Bildiğiniz gibi 1998 yılında “Tatilini Dersim’de geçir” kampanyasının ardından 1999 yılında ilk kez yapılmak istenen Munzur Kültür ve Doğa Festivali çeşitli engellemeler nedeniyle ertelenmişti. Ancak 2000 yılına gelindiğinde ise bu kez Munzur Kültür ve Doğa Festivali yapıldı. O tarihten bu yana da geleneksel olarak her yıl yapılan Munzur Kültür ve Doğa Festivali, 2020 yılında pandemi nedeniyle yapılmamıştı. En son yapılan festival 2019 yılında gerçekleştirilmişti. Açıkçası festival süreç içerisinde bağlamından koparak stadyum konserlerine evrilmeye başladı. Büyük kalabalıkların ve kitlelerin bir araya geldiği konserler festivalin ana gövdesini oluşturmaya başladı. Dışarıdan gelen insanların merak ettiği tek şey 'hangi sanatçının sahneye çıkacağı' meselesinden ibaret oldu. Maalesef ki bu durum kültürel hafızanın kaybolmasını beraberinde getirdi.
5. YENİ BİR FESTİVAL TANIMI
Ancak şimdilerde ise festivalin içeriği ile ilgili önemli düşünceler ortaya atılıyor, yeni fikirler filiz veriyor. Konser, yürüyüş, basın açıklaması dışında güncel konuların irdeleneceği paneller ve forumlar planlanıyor. Tarımsal kalkınma, kooperatifçilik ve şifacılık geleneği üzerine forumlar planlanıyor. Tüm bunlarla birlikte müzik, resim, heykel, sinema gibi atölyelerle festival içeriğinin zenginleştirilmesi düşünülüyor.
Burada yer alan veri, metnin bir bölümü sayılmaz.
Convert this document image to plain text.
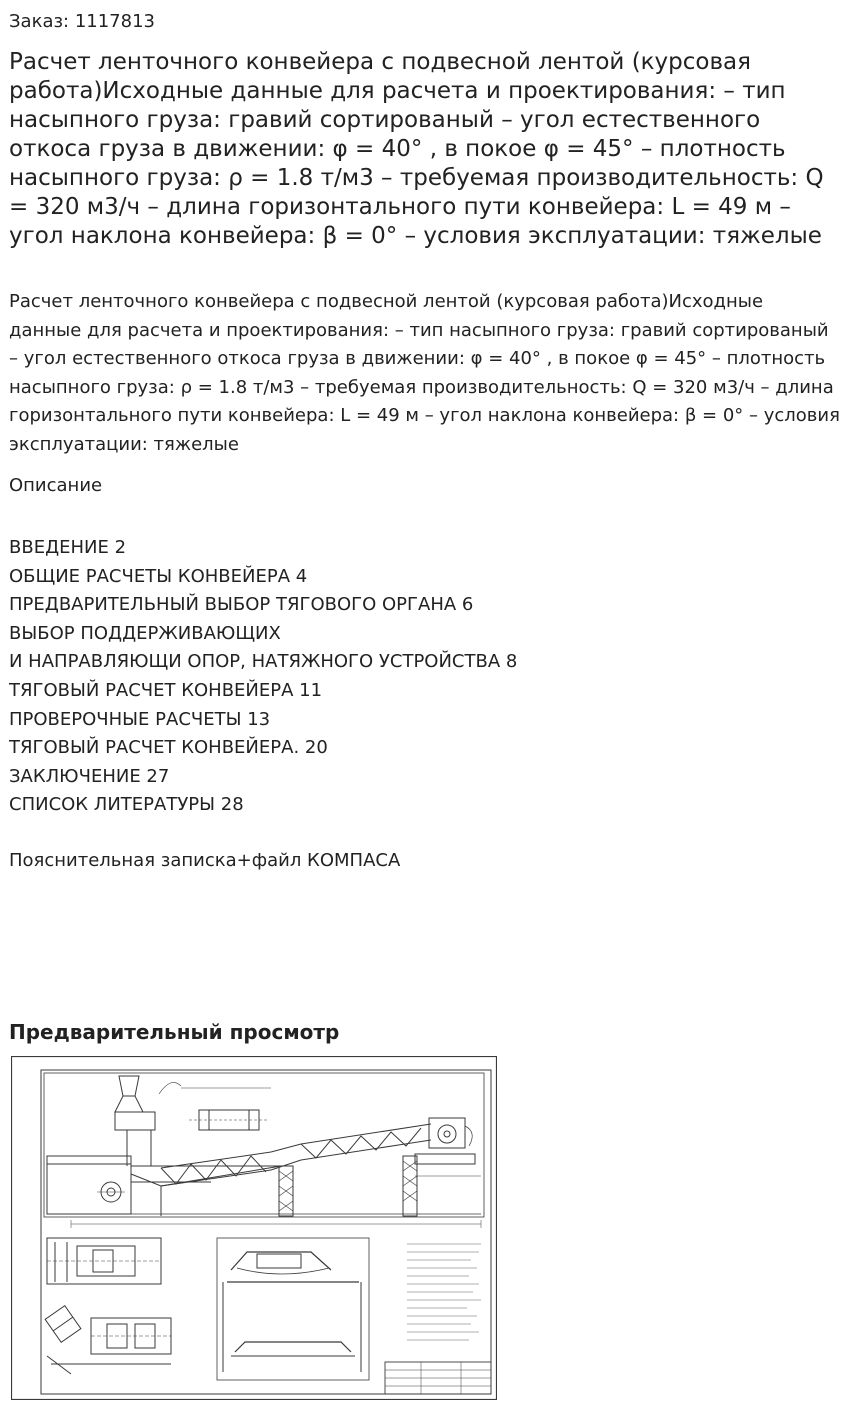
Заказ: 1117813
Расчет ленточного конвейера с подвесной лентой (курсовая работа)Исходные данные для расчета и проектирования: – тип насыпного груза: гравий сортированый – угол естественного откоса груза в движении: φ = 40° , в покое φ = 45° – плотность насыпного груза: ρ = 1.8 т/м3 – требуемая производительность: Q = 320 м3/ч – длина горизонтального пути конвейера: L = 49 м – угол наклона конвейера: β = 0° – условия эксплуатации: тяжелые
Расчет ленточного конвейера с подвесной лентой (курсовая работа)Исходные данные для расчета и проектирования: – тип насыпного груза: гравий сортированый – угол естественного откоса груза в движении: φ = 40° , в покое φ = 45° – плотность насыпного груза: ρ = 1.8 т/м3 – требуемая производительность: Q = 320 м3/ч – длина горизонтального пути конвейера: L = 49 м – угол наклона конвейера: β = 0° – условия эксплуатации: тяжелые
Описание
ВВЕДЕНИЕ 2
ОБЩИЕ РАСЧЕТЫ КОНВЕЙЕРА 4
ПРЕДВАРИТЕЛЬНЫЙ ВЫБОР ТЯГОВОГО ОРГАНА 6
ВЫБОР ПОДДЕРЖИВАЮЩИХ
И НАПРАВЛЯЮЩИ ОПОР, НАТЯЖНОГО УСТРОЙСТВА 8
ТЯГОВЫЙ РАСЧЕТ КОНВЕЙЕРА 11
ПРОВЕРОЧНЫЕ РАСЧЕТЫ 13
ТЯГОВЫЙ РАСЧЕТ КОНВЕЙЕРА. 20
ЗАКЛЮЧЕНИЕ 27
СПИСОК ЛИТЕРАТУРЫ 28
Пояснительная записка+файл КОМПАСА
Предварительный просмотр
Tüm bu aktivitelerin köylere, mahallelere, ilçelere yayılması öngörülüyor. Yani sandığınız gibi stadyumda binlerce kişinin katıldığı klasik festival algının dışında bir iş yapılmak isteniyor. Daha lokal, küçük ve kentin tamamına yayılmış...
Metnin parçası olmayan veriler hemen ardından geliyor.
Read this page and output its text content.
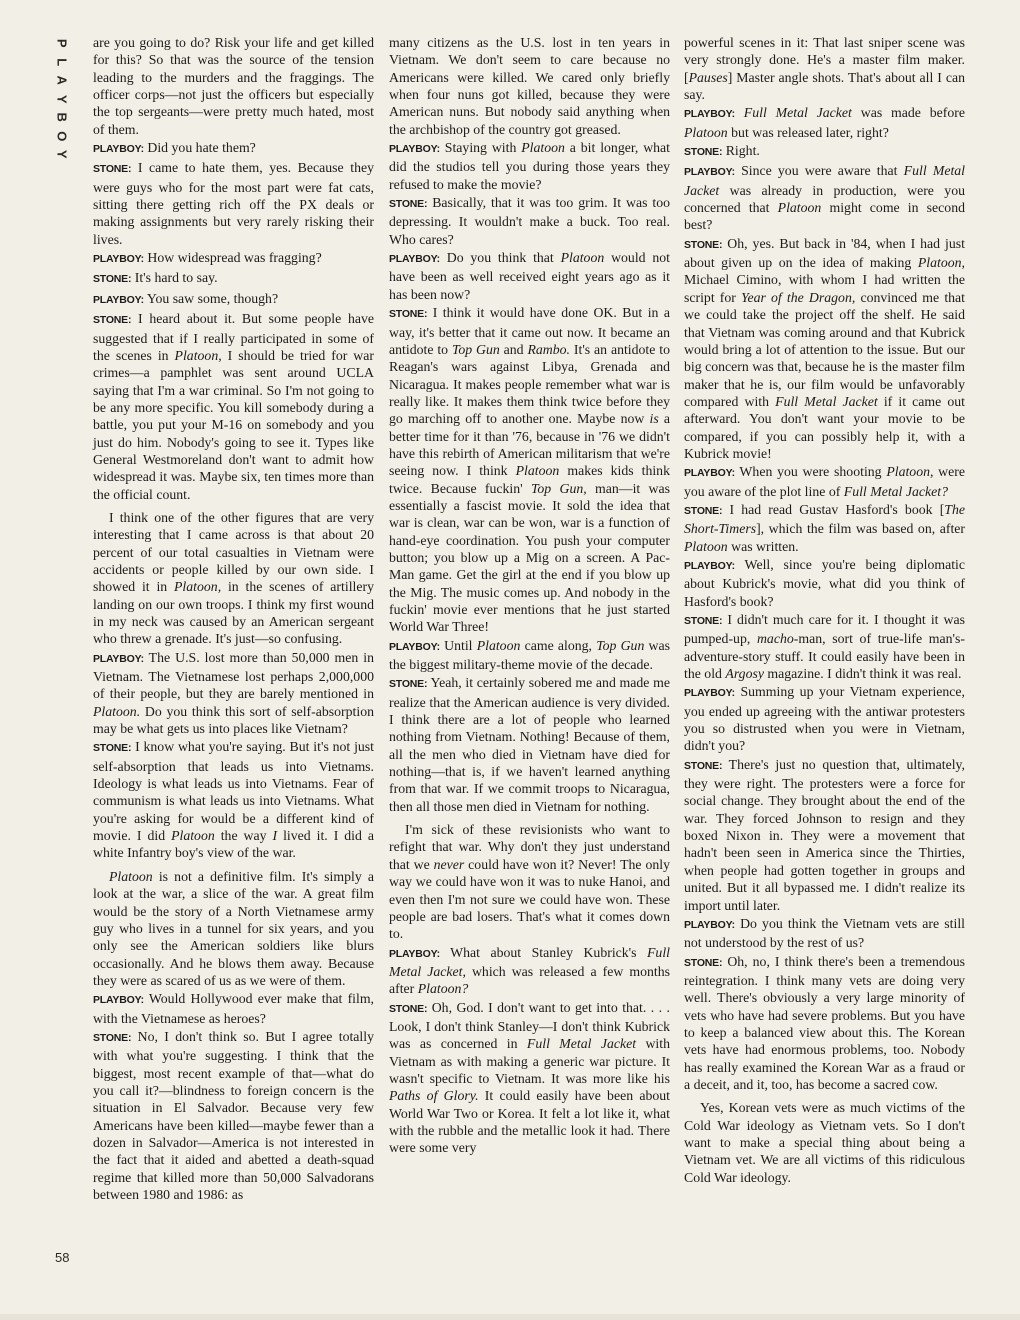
P
L
A
Y
B
O
Y

are you going to do? Risk your life and get killed for this? So that was the source of the tension leading to the murders and the fraggings. The officer corps—not just the officers but especially the top sergeants—were pretty much hated, most of them.

PLAYBOY: Did you hate them?

STONE: I came to hate them, yes. Because they were guys who for the most part were fat cats, sitting there getting rich off the PX deals or making assignments but very rarely risking their lives.

PLAYBOY: How widespread was fragging?

STONE: It's hard to say.

PLAYBOY: You saw some, though?

STONE: I heard about it. But some people have suggested that if I really participated in some of the scenes in Platoon, I should be tried for war crimes—a pamphlet was sent around UCLA saying that I'm a war criminal. So I'm not going to be any more specific. You kill somebody during a battle, you put your M-16 on somebody and you just do him. Nobody's going to see it. Types like General Westmoreland don't want to admit how widespread it was. Maybe six, ten times more than the official count.

I think one of the other figures that are very interesting that I came across is that about 20 percent of our total casualties in Vietnam were accidents or people killed by our own side. I showed it in Platoon, in the scenes of artillery landing on our own troops. I think my first wound in my neck was caused by an American sergeant who threw a grenade. It's just—so confusing.

PLAYBOY: The U.S. lost more than 50,000 men in Vietnam. The Vietnamese lost perhaps 2,000,000 of their people, but they are barely mentioned in Platoon. Do you think this sort of self-absorption may be what gets us into places like Vietnam?

STONE: I know what you're saying. But it's not just self-absorption that leads us into Vietnams. Ideology is what leads us into Vietnams. Fear of communism is what leads us into Vietnams. What you're asking for would be a different kind of movie. I did Platoon the way I lived it. I did a white Infantry boy's view of the war.

Platoon is not a definitive film. It's simply a look at the war, a slice of the war. A great film would be the story of a North Vietnamese army guy who lives in a tunnel for six years, and you only see the American soldiers like blurs occasionally. And he blows them away. Because they were as scared of us as we were of them.

PLAYBOY: Would Hollywood ever make that film, with the Vietnamese as heroes?

STONE: No, I don't think so. But I agree totally with what you're suggesting. I think that the biggest, most recent example of that—what do you call it?—blindness to foreign concern is the situation in El Salvador. Because very few Americans have been killed—maybe fewer than a dozen in Salvador—America is not interested in the fact that it aided and abetted a death-squad regime that killed more than 50,000 Salvadorans between 1980 and 1986: as

many citizens as the U.S. lost in ten years in Vietnam. We don't seem to care because no Americans were killed. We cared only briefly when four nuns got killed, because they were American nuns. But nobody said anything when the archbishop of the country got greased.

PLAYBOY: Staying with Platoon a bit longer, what did the studios tell you during those years they refused to make the movie?

STONE: Basically, that it was too grim. It was too depressing. It wouldn't make a buck. Too real. Who cares?

PLAYBOY: Do you think that Platoon would not have been as well received eight years ago as it has been now?

STONE: I think it would have done OK. But in a way, it's better that it came out now. It became an antidote to Top Gun and Rambo. It's an antidote to Reagan's wars against Libya, Grenada and Nicaragua. It makes people remember what war is really like. It makes them think twice before they go marching off to another one. Maybe now is a better time for it than '76, because in '76 we didn't have this rebirth of American militarism that we're seeing now. I think Platoon makes kids think twice. Because fuckin' Top Gun, man—it was essentially a fascist movie. It sold the idea that war is clean, war can be won, war is a function of hand-eye coordination. You push your computer button; you blow up a Mig on a screen. A Pac-Man game. Get the girl at the end if you blow up the Mig. The music comes up. And nobody in the fuckin' movie ever mentions that he just started World War Three!

PLAYBOY: Until Platoon came along, Top Gun was the biggest military-theme movie of the decade.

STONE: Yeah, it certainly sobered me and made me realize that the American audience is very divided. I think there are a lot of people who learned nothing from Vietnam. Nothing! Because of them, all the men who died in Vietnam have died for nothing—that is, if we haven't learned anything from that war. If we commit troops to Nicaragua, then all those men died in Vietnam for nothing.

I'm sick of these revisionists who want to refight that war. Why don't they just understand that we never could have won it? Never! The only way we could have won it was to nuke Hanoi, and even then I'm not sure we could have won. These people are bad losers. That's what it comes down to.

PLAYBOY: What about Stanley Kubrick's Full Metal Jacket, which was released a few months after Platoon?

STONE: Oh, God. I don't want to get into that. . . . Look, I don't think Stanley—I don't think Kubrick was as concerned in Full Metal Jacket with Vietnam as with making a generic war picture. It wasn't specific to Vietnam. It was more like his Paths of Glory. It could easily have been about World War Two or Korea. It felt a lot like it, what with the rubble and the metallic look it had. There were some very

powerful scenes in it: That last sniper scene was very strongly done. He's a master film maker. [Pauses] Master angle shots. That's about all I can say.

PLAYBOY: Full Metal Jacket was made before Platoon but was released later, right?

STONE: Right.

PLAYBOY: Since you were aware that Full Metal Jacket was already in production, were you concerned that Platoon might come in second best?

STONE: Oh, yes. But back in '84, when I had just about given up on the idea of making Platoon, Michael Cimino, with whom I had written the script for Year of the Dragon, convinced me that we could take the project off the shelf. He said that Vietnam was coming around and that Kubrick would bring a lot of attention to the issue. But our big concern was that, because he is the master film maker that he is, our film would be unfavorably compared with Full Metal Jacket if it came out afterward. You don't want your movie to be compared, if you can possibly help it, with a Kubrick movie!

PLAYBOY: When you were shooting Platoon, were you aware of the plot line of Full Metal Jacket?

STONE: I had read Gustav Hasford's book [The Short-Timers], which the film was based on, after Platoon was written.

PLAYBOY: Well, since you're being diplomatic about Kubrick's movie, what did you think of Hasford's book?

STONE: I didn't much care for it. I thought it was pumped-up, macho-man, sort of true-life man's-adventure-story stuff. It could easily have been in the old Argosy magazine. I didn't think it was real.

PLAYBOY: Summing up your Vietnam experience, you ended up agreeing with the antiwar protesters you so distrusted when you were in Vietnam, didn't you?

STONE: There's just no question that, ultimately, they were right. The protesters were a force for social change. They brought about the end of the war. They forced Johnson to resign and they boxed Nixon in. They were a movement that hadn't been seen in America since the Thirties, when people had gotten together in groups and united. But it all bypassed me. I didn't realize its import until later.

PLAYBOY: Do you think the Vietnam vets are still not understood by the rest of us?

STONE: Oh, no, I think there's been a tremendous reintegration. I think many vets are doing very well. There's obviously a very large minority of vets who have had severe problems. But you have to keep a balanced view about this. The Korean vets have had enormous problems, too. Nobody has really examined the Korean War as a fraud or a deceit, and it, too, has become a sacred cow.

Yes, Korean vets were as much victims of the Cold War ideology as Vietnam vets. So I don't want to make a special thing about being a Vietnam vet. We are all victims of this ridiculous Cold War ideology.

58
6. ZATEN HER YER FESTİVAL GİBİ DEĞİL Mİ?
Hepimiz bu şehirde yaşıyoruz. Anlatmaya gerek yok. Görüyorsunuz. Her gün tıka basa dolu 3-4 düğünün olduğu bu kentte, gelinen aşamada araç park etmeye yer bile bulamadığımız bu kentte, kalabalıkların, mangal dumanının iki vadiyi de kapladığı bu kentte, kıraathanelerde bir masaya 7 kişinin oturup okeye döndüğü bu kentte zaten her yer festival gibi değil mi?